Flexport is experimenting with knowledge agents focused on certain aspects of shipping — there’s one that knows all about customs, for example, another that’s an expert in the latest freight news — but the ultimate goal is to combine them into a single agent that’s an expert on everything involved in freight forwarding.
“That’s like the holy grail for us: to get there as fast as possible and unlock that for our clients,” said Nederlof.
The big picture
Generative AI may be useful for a range of applications, but it does have its limitations.
“I’ve not seen areas where I’m 100% sure AI won’t be able to do it, but there are areas where I see it’s a lot more work to get the AI to do the right thing … Basically anything with math and numbers, you need to do a lot of work to get that right,” said Nederlof.

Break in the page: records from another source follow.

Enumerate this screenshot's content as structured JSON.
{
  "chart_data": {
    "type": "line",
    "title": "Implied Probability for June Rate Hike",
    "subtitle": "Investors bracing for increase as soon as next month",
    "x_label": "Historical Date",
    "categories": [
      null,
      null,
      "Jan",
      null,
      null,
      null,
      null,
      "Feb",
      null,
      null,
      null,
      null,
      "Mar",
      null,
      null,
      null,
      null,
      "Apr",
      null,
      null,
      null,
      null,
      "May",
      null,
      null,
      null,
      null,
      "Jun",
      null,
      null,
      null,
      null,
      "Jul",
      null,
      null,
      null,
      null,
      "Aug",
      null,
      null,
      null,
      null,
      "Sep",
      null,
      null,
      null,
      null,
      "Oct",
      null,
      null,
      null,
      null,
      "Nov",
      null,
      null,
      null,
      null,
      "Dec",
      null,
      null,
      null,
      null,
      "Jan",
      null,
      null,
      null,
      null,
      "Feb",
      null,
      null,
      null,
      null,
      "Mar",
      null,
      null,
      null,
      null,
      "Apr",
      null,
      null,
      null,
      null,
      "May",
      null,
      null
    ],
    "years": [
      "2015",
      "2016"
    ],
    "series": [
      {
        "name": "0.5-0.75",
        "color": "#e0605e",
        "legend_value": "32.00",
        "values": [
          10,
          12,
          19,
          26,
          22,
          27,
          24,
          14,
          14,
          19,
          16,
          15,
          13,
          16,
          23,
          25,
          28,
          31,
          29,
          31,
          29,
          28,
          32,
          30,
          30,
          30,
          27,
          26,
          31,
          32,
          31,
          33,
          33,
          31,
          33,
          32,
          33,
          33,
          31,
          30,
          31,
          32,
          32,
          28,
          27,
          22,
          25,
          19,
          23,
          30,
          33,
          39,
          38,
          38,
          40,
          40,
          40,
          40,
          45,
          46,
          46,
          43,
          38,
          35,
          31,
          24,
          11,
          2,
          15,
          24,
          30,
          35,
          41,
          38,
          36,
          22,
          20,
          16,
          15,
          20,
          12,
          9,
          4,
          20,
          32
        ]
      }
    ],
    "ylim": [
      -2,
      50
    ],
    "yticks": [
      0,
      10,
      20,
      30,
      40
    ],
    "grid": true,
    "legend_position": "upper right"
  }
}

Between all the things that generative AI can do and all the ways that Flexport uses more traditional AIs, Petersen believes the company will be able to automate about 50% of the manual work that takes place in a freight forwarder by the end of 2025.
“That is ‘manual’ not in the sense of lifting freight, but of transposing data, making phone calls, and workflow to coordinate freight movements,” he told Freethink. “That’s a really big deal. It probably translates to about a 5% decrease in the cost of shipping things around the world.”
EDITOR’S NOTE, 11/27/24 at 4:40 pm ET and 12/5/24 at 4:00 pm ET: This article was updated to clarify how the dialect feature works for AI calling and the status of Flexport’s knowledge agents.